Either the answer is not complete, or some things have changed since 2016 (I tested on Go 1.13.5 and 1.15.2).

I am sorry if the question was answered, but I failed to find neither explanation of why this particular example yields control, nor about points where goroutines yield control in general (excepting blocking syscalls).

NOTE: This question is purely theoretical, I am not trying to solve any practical task now, but in general, I assume that knowing points where a goroutine can yield and where it cannot allows us to avoid redundant usage of synchronization primitives.

2

There are 2 answers

3
torek On BEST ANSWER

Go version 1.14 introduced asynchronous preemption:

Goroutines are now asynchronously preemptible. As a result, loops without function calls no longer potentially deadlock the scheduler or significantly delay garbage collection. This is supported on all platforms except windows/arm, darwin/arm, js/wasm, and plan9/*.

As answered in Are channel sends preemption points for goroutine scheduling?, Go's preemption points may change from one release to the next. Asynchronous preemption just adds possible preemption points almost everywhere.

Your writes to the output array are not synchronized and your oi index is not atomic, which means we can't really be sure what happens in terms of the output array. Of course, adding atomicity to it with a mutex introduces cooperative scheduling points. While these aren't the source of cooperative scheduling switches (which must be occurring based on your output), they do mess with our understanding of the program.

The output array holds strings, and using strings can invoke the garbage collection system, which can use locks and cause scheduling switching. So this is the most likely cause of scheduling switching in pre-Go-1.14 implementations.

1
AJR On

As @torek has pointed out the most popular runtime environments for GO have used pre-emptive scheduling for a few months now (since 1.14). Otherwise the points at which a goroutine may yield varies depending on the runtime environment and the release but William Kennedy gives a good summary.

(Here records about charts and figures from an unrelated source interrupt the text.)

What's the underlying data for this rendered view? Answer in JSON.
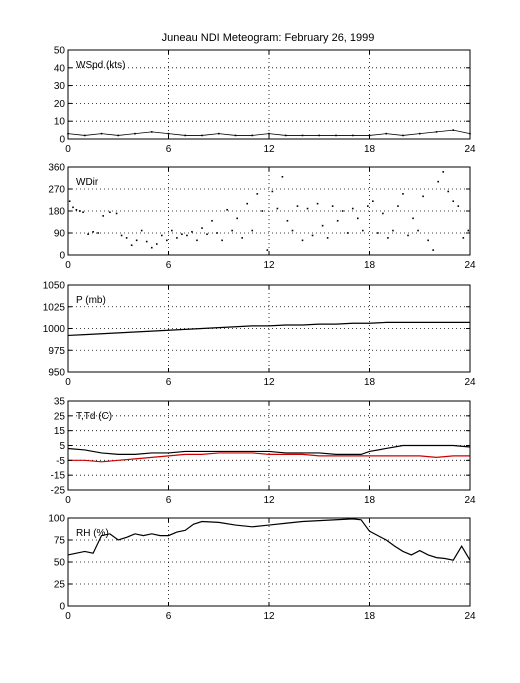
{
  "title": "Juneau NDI Meteogram:  February 26, 1999",
  "chart_data": [
    {
      "type": "scatter",
      "label": "WSpd (kts)",
      "xlim": [
        0,
        24
      ],
      "xticks": [
        "0",
        "6",
        "12",
        "18",
        "24"
      ],
      "ylim": [
        0,
        50
      ],
      "yticks": [
        "0",
        "10",
        "20",
        "30",
        "40",
        "50"
      ],
      "grid": true,
      "series": [
        {
          "color": "#000000",
          "x": [
            0,
            1,
            2,
            3,
            4,
            5,
            6,
            7,
            8,
            9,
            10,
            11,
            12,
            13,
            14,
            15,
            16,
            17,
            18,
            19,
            20,
            21,
            22,
            23,
            24
          ],
          "y": [
            3,
            2,
            3,
            2,
            3,
            4,
            3,
            2,
            2,
            3,
            2,
            2,
            3,
            2,
            2,
            2,
            2,
            2,
            2,
            3,
            2,
            3,
            4,
            5,
            3
          ]
        }
      ]
    },
    {
      "type": "scatter",
      "label": "WDir",
      "xlim": [
        0,
        24
      ],
      "xticks": [
        "0",
        "6",
        "12",
        "18",
        "24"
      ],
      "ylim": [
        0,
        360
      ],
      "yticks": [
        "0",
        "90",
        "180",
        "270",
        "360"
      ],
      "grid": true,
      "series": [
        {
          "color": "#000000",
          "x": [
            0.1,
            0.3,
            0.5,
            0.7,
            0.9,
            1.2,
            1.5,
            1.8,
            2.1,
            2.5,
            2.9,
            3.2,
            3.5,
            3.8,
            4.1,
            4.4,
            4.7,
            5.0,
            5.3,
            5.6,
            5.9,
            6.2,
            6.5,
            6.8,
            7.1,
            7.4,
            7.7,
            8.0,
            8.3,
            8.6,
            8.9,
            9.2,
            9.5,
            9.8,
            10.1,
            10.4,
            10.7,
            11.0,
            11.3,
            11.6,
            11.9,
            12.2,
            12.5,
            12.8,
            13.1,
            13.4,
            13.7,
            14.0,
            14.3,
            14.6,
            14.9,
            15.2,
            15.5,
            15.8,
            16.1,
            16.4,
            16.7,
            17.0,
            17.3,
            17.6,
            17.9,
            18.2,
            18.5,
            18.8,
            19.1,
            19.4,
            19.7,
            20.0,
            20.3,
            20.6,
            20.9,
            21.2,
            21.5,
            21.8,
            22.1,
            22.4,
            22.7,
            23.0,
            23.3,
            23.6,
            23.9
          ],
          "y": [
            220,
            195,
            185,
            180,
            175,
            85,
            95,
            90,
            160,
            175,
            170,
            80,
            70,
            40,
            60,
            100,
            55,
            30,
            45,
            80,
            60,
            100,
            70,
            85,
            80,
            95,
            60,
            110,
            85,
            140,
            90,
            60,
            185,
            100,
            150,
            70,
            210,
            100,
            250,
            180,
            20,
            260,
            190,
            320,
            140,
            100,
            200,
            60,
            190,
            80,
            210,
            120,
            70,
            200,
            140,
            180,
            90,
            190,
            150,
            100,
            200,
            220,
            90,
            170,
            70,
            100,
            200,
            250,
            80,
            150,
            100,
            240,
            60,
            20,
            300,
            340,
            260,
            220,
            200,
            70,
            100
          ]
        }
      ]
    },
    {
      "type": "line",
      "label": "P (mb)",
      "xlim": [
        0,
        24
      ],
      "xticks": [
        "0",
        "6",
        "12",
        "18",
        "24"
      ],
      "ylim": [
        950,
        1050
      ],
      "yticks": [
        "950",
        "975",
        "1000",
        "1025",
        "1050"
      ],
      "grid": true,
      "series": [
        {
          "color": "#000000",
          "x": [
            0,
            1,
            2,
            3,
            4,
            5,
            6,
            7,
            8,
            9,
            10,
            11,
            12,
            13,
            14,
            15,
            16,
            17,
            18,
            19,
            20,
            21,
            22,
            23,
            24
          ],
          "y": [
            992,
            993,
            994,
            995,
            996,
            997,
            998,
            999,
            1000,
            1001,
            1002,
            1003,
            1003,
            1004,
            1004,
            1005,
            1005,
            1006,
            1006,
            1007,
            1007,
            1007,
            1007,
            1007,
            1007
          ]
        }
      ]
    },
    {
      "type": "line",
      "label": "T,Td (C)",
      "xlim": [
        0,
        24
      ],
      "xticks": [
        "0",
        "6",
        "12",
        "18",
        "24"
      ],
      "ylim": [
        -25,
        35
      ],
      "yticks": [
        "-25",
        "-15",
        "-5",
        "5",
        "15",
        "25",
        "35"
      ],
      "grid": true,
      "series": [
        {
          "color": "#000000",
          "x": [
            0,
            1,
            2,
            3,
            4,
            5,
            6,
            7,
            8,
            9,
            10,
            11,
            12,
            13,
            14,
            15,
            16,
            17,
            17.5,
            18,
            19,
            20,
            21,
            22,
            23,
            24
          ],
          "y": [
            3,
            2,
            0,
            -1,
            -1,
            0,
            0,
            1,
            1,
            1,
            1,
            1,
            1,
            0,
            0,
            0,
            -1,
            -1,
            -1,
            1,
            3,
            5,
            5,
            5,
            5,
            4
          ]
        },
        {
          "color": "#cc0000",
          "x": [
            0,
            1,
            2,
            3,
            4,
            5,
            6,
            7,
            8,
            9,
            10,
            11,
            12,
            13,
            14,
            15,
            16,
            17,
            18,
            19,
            20,
            21,
            22,
            23,
            24
          ],
          "y": [
            -5,
            -5,
            -6,
            -5,
            -4,
            -3,
            -2,
            -1,
            -1,
            0,
            0,
            0,
            -1,
            -1,
            -1,
            -2,
            -2,
            -2,
            -2,
            -2,
            -2,
            -2,
            -3,
            -2,
            -2
          ]
        }
      ]
    },
    {
      "type": "line",
      "label": "RH (%)",
      "xlim": [
        0,
        24
      ],
      "xticks": [
        "0",
        "6",
        "12",
        "18",
        "24"
      ],
      "ylim": [
        0,
        100
      ],
      "yticks": [
        "0",
        "25",
        "50",
        "75",
        "100"
      ],
      "grid": true,
      "series": [
        {
          "color": "#000000",
          "x": [
            0,
            0.5,
            1,
            1.5,
            2,
            2.5,
            3,
            3.5,
            4,
            4.5,
            5,
            5.5,
            6,
            6.5,
            7,
            7.5,
            8,
            9,
            10,
            11,
            12,
            13,
            14,
            15,
            16,
            17,
            17.5,
            18,
            18.5,
            19,
            19.5,
            20,
            20.5,
            21,
            21.5,
            22,
            22.5,
            23,
            23.5,
            24
          ],
          "y": [
            58,
            60,
            62,
            60,
            80,
            82,
            75,
            78,
            82,
            80,
            82,
            80,
            80,
            84,
            86,
            93,
            96,
            95,
            92,
            90,
            92,
            94,
            96,
            97,
            98,
            99,
            98,
            85,
            80,
            75,
            68,
            62,
            58,
            63,
            58,
            55,
            54,
            52,
            68,
            52
          ]
        }
      ]
    }
  ]
}
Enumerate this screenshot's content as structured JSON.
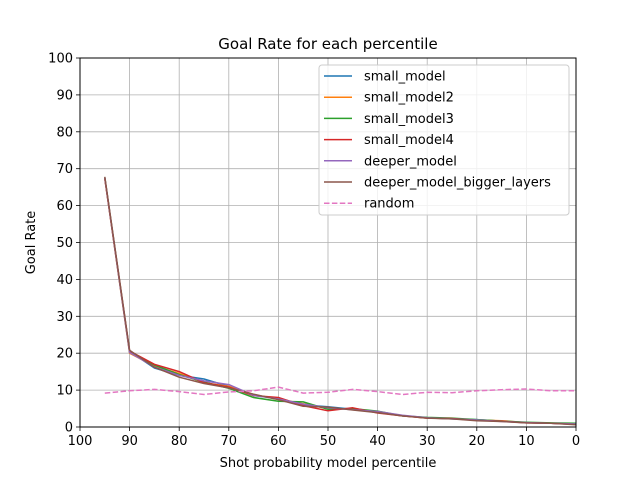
{
  "chart_data": {
    "type": "line",
    "title": "Goal Rate for each percentile",
    "xlabel": "Shot probability model percentile",
    "ylabel": "Goal Rate",
    "xlim": [
      100,
      0
    ],
    "ylim": [
      0,
      100
    ],
    "xticks": [
      100,
      90,
      80,
      70,
      60,
      50,
      40,
      30,
      20,
      10,
      0
    ],
    "yticks": [
      0,
      10,
      20,
      30,
      40,
      50,
      60,
      70,
      80,
      90,
      100
    ],
    "grid": true,
    "legend_position": "upper right",
    "x": [
      95,
      90,
      85,
      80,
      75,
      70,
      65,
      60,
      55,
      50,
      45,
      40,
      35,
      30,
      25,
      20,
      15,
      10,
      5,
      0
    ],
    "series": [
      {
        "name": "small_model",
        "color": "#1f77b4",
        "style": "solid",
        "values": [
          67.5,
          20.5,
          16.0,
          14.0,
          13.0,
          11.0,
          8.5,
          7.8,
          6.0,
          5.5,
          4.8,
          4.0,
          3.0,
          2.5,
          2.2,
          2.0,
          1.6,
          1.2,
          1.0,
          0.7
        ]
      },
      {
        "name": "small_model2",
        "color": "#ff7f0e",
        "style": "solid",
        "values": [
          67.3,
          20.0,
          16.5,
          14.5,
          12.0,
          11.0,
          8.8,
          7.5,
          6.3,
          5.0,
          4.9,
          4.0,
          3.1,
          2.4,
          2.3,
          1.9,
          1.7,
          1.2,
          1.0,
          0.8
        ]
      },
      {
        "name": "small_model3",
        "color": "#2ca02c",
        "style": "solid",
        "values": [
          67.6,
          20.3,
          16.8,
          14.2,
          12.2,
          10.5,
          8.0,
          7.0,
          6.8,
          4.8,
          5.0,
          4.3,
          3.0,
          2.6,
          2.4,
          2.0,
          1.6,
          1.3,
          1.1,
          1.0
        ]
      },
      {
        "name": "small_model4",
        "color": "#d62728",
        "style": "solid",
        "values": [
          67.4,
          20.6,
          17.0,
          15.0,
          12.0,
          10.8,
          8.5,
          8.0,
          5.8,
          4.4,
          5.2,
          3.8,
          3.0,
          2.4,
          2.3,
          1.8,
          1.6,
          1.1,
          1.0,
          0.7
        ]
      },
      {
        "name": "deeper_model",
        "color": "#9467bd",
        "style": "solid",
        "values": [
          67.5,
          20.2,
          16.3,
          14.0,
          12.5,
          11.5,
          8.6,
          7.6,
          6.2,
          5.2,
          4.7,
          4.2,
          3.2,
          2.5,
          2.2,
          1.9,
          1.5,
          1.2,
          1.0,
          0.8
        ]
      },
      {
        "name": "deeper_model_bigger_layers",
        "color": "#8c564b",
        "style": "solid",
        "values": [
          67.8,
          20.8,
          16.2,
          13.5,
          11.8,
          10.6,
          8.9,
          7.4,
          5.6,
          5.4,
          4.6,
          3.9,
          3.0,
          2.4,
          2.2,
          1.7,
          1.5,
          1.1,
          1.0,
          0.6
        ]
      },
      {
        "name": "random",
        "color": "#e377c2",
        "style": "dashed",
        "values": [
          9.2,
          9.8,
          10.2,
          9.6,
          8.8,
          9.5,
          9.8,
          10.8,
          9.2,
          9.4,
          10.2,
          9.6,
          8.8,
          9.4,
          9.3,
          9.8,
          10.1,
          10.3,
          9.8,
          9.8
        ]
      }
    ]
  }
}
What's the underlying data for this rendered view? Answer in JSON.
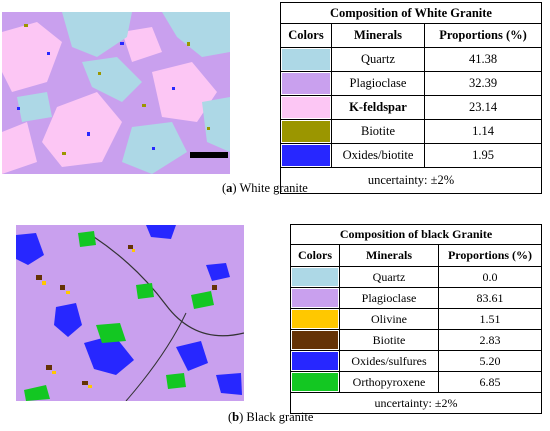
{
  "panel_a": {
    "table_title": "Composition of White Granite",
    "headers": [
      "Colors",
      "Minerals",
      "Proportions (%)"
    ],
    "rows": [
      {
        "color": "#add8e6",
        "mineral": "Quartz",
        "proportion": "41.38"
      },
      {
        "color": "#c9a0ee",
        "mineral": "Plagioclase",
        "proportion": "32.39"
      },
      {
        "color": "#fcc6f4",
        "mineral": "K-feldspar",
        "proportion": "23.14"
      },
      {
        "color": "#9b9600",
        "mineral": "Biotite",
        "proportion": "1.14"
      },
      {
        "color": "#2727ff",
        "mineral": "Oxides/biotite",
        "proportion": "1.95"
      }
    ],
    "uncertainty": "uncertainty: ±2%",
    "caption_label": "a",
    "caption_text": "White granite"
  },
  "panel_b": {
    "table_title": "Composition of black Granite",
    "headers": [
      "Colors",
      "Minerals",
      "Proportions (%)"
    ],
    "rows": [
      {
        "color": "#add8e6",
        "mineral": "Quartz",
        "proportion": "0.0"
      },
      {
        "color": "#c9a0ee",
        "mineral": "Plagioclase",
        "proportion": "83.61"
      },
      {
        "color": "#ffc800",
        "mineral": "Olivine",
        "proportion": "1.51"
      },
      {
        "color": "#653206",
        "mineral": "Biotite",
        "proportion": "2.83"
      },
      {
        "color": "#2727ff",
        "mineral": "Oxides/sulfures",
        "proportion": "5.20"
      },
      {
        "color": "#13c722",
        "mineral": "Orthopyroxene",
        "proportion": "6.85"
      }
    ],
    "uncertainty": "uncertainty: ±2%",
    "caption_label": "b",
    "caption_text": "Black granite"
  }
}
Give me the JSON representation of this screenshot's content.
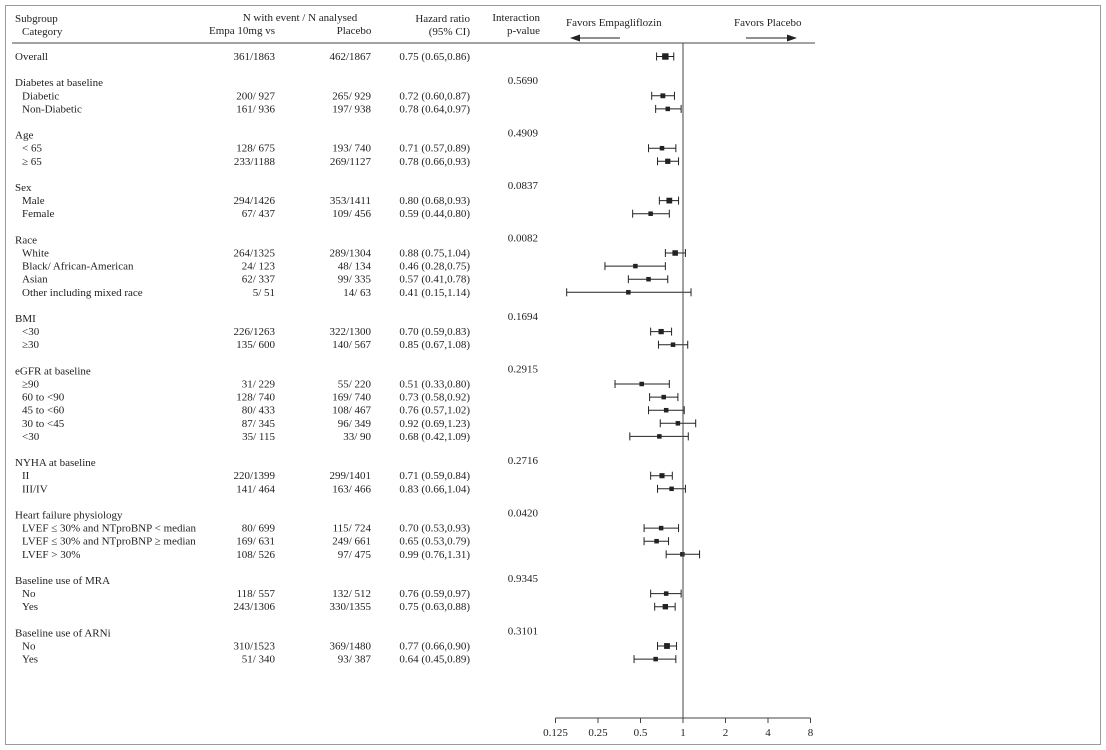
{
  "header": {
    "subgroup_line1": "Subgroup",
    "subgroup_line2": "Category",
    "n_title": "N with event / N analysed",
    "empa_col": "Empa 10mg vs",
    "placebo_col": "Placebo",
    "hr_line1": "Hazard ratio",
    "hr_line2": "(95% CI)",
    "int_line1": "Interaction",
    "int_line2": "p-value",
    "favors_left": "Favors Empagliflozin",
    "favors_right": "Favors Placebo"
  },
  "chart_data": {
    "type": "forest",
    "title": "",
    "xlabel": "",
    "x_scale": "log2",
    "xlim": [
      0.125,
      8
    ],
    "reference_line": 1,
    "x_ticks": [
      0.125,
      0.25,
      0.5,
      1,
      2,
      4,
      8
    ],
    "x_tick_labels": [
      "0.125",
      "0.25",
      "0.5",
      "1",
      "2",
      "4",
      "8"
    ],
    "groups": [
      {
        "label": "Overall",
        "is_row": true,
        "empa": "361/1863",
        "placebo": "462/1867",
        "hr_text": "0.75 (0.65,0.86)",
        "hr": 0.75,
        "lo": 0.65,
        "hi": 0.86,
        "p": "",
        "items": []
      },
      {
        "label": "Diabetes at baseline",
        "p": "0.5690",
        "items": [
          {
            "label": "Diabetic",
            "empa": "200/ 927",
            "placebo": "265/ 929",
            "hr_text": "0.72 (0.60,0.87)",
            "hr": 0.72,
            "lo": 0.6,
            "hi": 0.87
          },
          {
            "label": "Non-Diabetic",
            "empa": "161/ 936",
            "placebo": "197/ 938",
            "hr_text": "0.78 (0.64,0.97)",
            "hr": 0.78,
            "lo": 0.64,
            "hi": 0.97
          }
        ]
      },
      {
        "label": "Age",
        "p": "0.4909",
        "items": [
          {
            "label": "< 65",
            "empa": "128/ 675",
            "placebo": "193/ 740",
            "hr_text": "0.71 (0.57,0.89)",
            "hr": 0.71,
            "lo": 0.57,
            "hi": 0.89
          },
          {
            "label": "≥ 65",
            "empa": "233/1188",
            "placebo": "269/1127",
            "hr_text": "0.78 (0.66,0.93)",
            "hr": 0.78,
            "lo": 0.66,
            "hi": 0.93
          }
        ]
      },
      {
        "label": "Sex",
        "p": "0.0837",
        "items": [
          {
            "label": "Male",
            "empa": "294/1426",
            "placebo": "353/1411",
            "hr_text": "0.80 (0.68,0.93)",
            "hr": 0.8,
            "lo": 0.68,
            "hi": 0.93
          },
          {
            "label": "Female",
            "empa": "67/ 437",
            "placebo": "109/ 456",
            "hr_text": "0.59 (0.44,0.80)",
            "hr": 0.59,
            "lo": 0.44,
            "hi": 0.8
          }
        ]
      },
      {
        "label": "Race",
        "p": "0.0082",
        "items": [
          {
            "label": "White",
            "empa": "264/1325",
            "placebo": "289/1304",
            "hr_text": "0.88 (0.75,1.04)",
            "hr": 0.88,
            "lo": 0.75,
            "hi": 1.04
          },
          {
            "label": "Black/ African-American",
            "empa": "24/ 123",
            "placebo": "48/ 134",
            "hr_text": "0.46 (0.28,0.75)",
            "hr": 0.46,
            "lo": 0.28,
            "hi": 0.75
          },
          {
            "label": "Asian",
            "empa": "62/ 337",
            "placebo": "99/ 335",
            "hr_text": "0.57 (0.41,0.78)",
            "hr": 0.57,
            "lo": 0.41,
            "hi": 0.78
          },
          {
            "label": "Other including mixed race",
            "empa": "5/ 51",
            "placebo": "14/ 63",
            "hr_text": "0.41 (0.15,1.14)",
            "hr": 0.41,
            "lo": 0.15,
            "hi": 1.14
          }
        ]
      },
      {
        "label": "BMI",
        "p": "0.1694",
        "items": [
          {
            "label": "<30",
            "empa": "226/1263",
            "placebo": "322/1300",
            "hr_text": "0.70 (0.59,0.83)",
            "hr": 0.7,
            "lo": 0.59,
            "hi": 0.83
          },
          {
            "label": "≥30",
            "empa": "135/ 600",
            "placebo": "140/ 567",
            "hr_text": "0.85 (0.67,1.08)",
            "hr": 0.85,
            "lo": 0.67,
            "hi": 1.08
          }
        ]
      },
      {
        "label": "eGFR at baseline",
        "p": "0.2915",
        "items": [
          {
            "label": "≥90",
            "empa": "31/ 229",
            "placebo": "55/ 220",
            "hr_text": "0.51 (0.33,0.80)",
            "hr": 0.51,
            "lo": 0.33,
            "hi": 0.8
          },
          {
            "label": "60 to <90",
            "empa": "128/ 740",
            "placebo": "169/ 740",
            "hr_text": "0.73 (0.58,0.92)",
            "hr": 0.73,
            "lo": 0.58,
            "hi": 0.92
          },
          {
            "label": "45 to <60",
            "empa": "80/ 433",
            "placebo": "108/ 467",
            "hr_text": "0.76 (0.57,1.02)",
            "hr": 0.76,
            "lo": 0.57,
            "hi": 1.02
          },
          {
            "label": "30 to <45",
            "empa": "87/ 345",
            "placebo": "96/ 349",
            "hr_text": "0.92 (0.69,1.23)",
            "hr": 0.92,
            "lo": 0.69,
            "hi": 1.23
          },
          {
            "label": "<30",
            "empa": "35/ 115",
            "placebo": "33/ 90",
            "hr_text": "0.68 (0.42,1.09)",
            "hr": 0.68,
            "lo": 0.42,
            "hi": 1.09
          }
        ]
      },
      {
        "label": "NYHA at baseline",
        "p": "0.2716",
        "items": [
          {
            "label": "II",
            "empa": "220/1399",
            "placebo": "299/1401",
            "hr_text": "0.71 (0.59,0.84)",
            "hr": 0.71,
            "lo": 0.59,
            "hi": 0.84
          },
          {
            "label": "III/IV",
            "empa": "141/ 464",
            "placebo": "163/ 466",
            "hr_text": "0.83 (0.66,1.04)",
            "hr": 0.83,
            "lo": 0.66,
            "hi": 1.04
          }
        ]
      },
      {
        "label": "Heart failure physiology",
        "p": "0.0420",
        "items": [
          {
            "label": "LVEF ≤ 30% and NTproBNP < median",
            "empa": "80/ 699",
            "placebo": "115/ 724",
            "hr_text": "0.70 (0.53,0.93)",
            "hr": 0.7,
            "lo": 0.53,
            "hi": 0.93
          },
          {
            "label": "LVEF ≤ 30% and NTproBNP ≥ median",
            "empa": "169/ 631",
            "placebo": "249/ 661",
            "hr_text": "0.65 (0.53,0.79)",
            "hr": 0.65,
            "lo": 0.53,
            "hi": 0.79
          },
          {
            "label": "LVEF > 30%",
            "empa": "108/ 526",
            "placebo": "97/ 475",
            "hr_text": "0.99 (0.76,1.31)",
            "hr": 0.99,
            "lo": 0.76,
            "hi": 1.31
          }
        ]
      },
      {
        "label": "Baseline use of MRA",
        "p": "0.9345",
        "items": [
          {
            "label": "No",
            "empa": "118/ 557",
            "placebo": "132/ 512",
            "hr_text": "0.76 (0.59,0.97)",
            "hr": 0.76,
            "lo": 0.59,
            "hi": 0.97
          },
          {
            "label": "Yes",
            "empa": "243/1306",
            "placebo": "330/1355",
            "hr_text": "0.75 (0.63,0.88)",
            "hr": 0.75,
            "lo": 0.63,
            "hi": 0.88
          }
        ]
      },
      {
        "label": "Baseline use of ARNi",
        "p": "0.3101",
        "items": [
          {
            "label": "No",
            "empa": "310/1523",
            "placebo": "369/1480",
            "hr_text": "0.77 (0.66,0.90)",
            "hr": 0.77,
            "lo": 0.66,
            "hi": 0.9
          },
          {
            "label": "Yes",
            "empa": "51/ 340",
            "placebo": "93/ 387",
            "hr_text": "0.64 (0.45,0.89)",
            "hr": 0.64,
            "lo": 0.45,
            "hi": 0.89
          }
        ]
      }
    ]
  }
}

I also recall that there was an option added to the compiler to add yield points to long running loops a few years ago, but this was an experimental option not normally triggered. (Of course you can do it manually by calling runtime.GoSched every now and then on your loop.)

As for your test I am surprised by the result you got when running under Go 1.13.5. The behaviour is not exactly defined due to the data races (I know you avoided any synchronisation mechanisms to avoid triggering a yield) but I would not have expected that result. One thing is that setting GOMAXPROCS to 1 will mean that only one goroutine is executing concurrently but that may not necessarily mean when a different goroutine executes it will run on the same core. A different core will have a different cache and (without synchronisation) different opinions of the values of output and oi.

But may I suggest you simply forget about modifying global variables and just log a message before and after the busy-loop. This should clearly show (in GO < 1.14) that only one lopp will run at a time. (I was trying do the same experiment as you many years ago and that seemed to work.)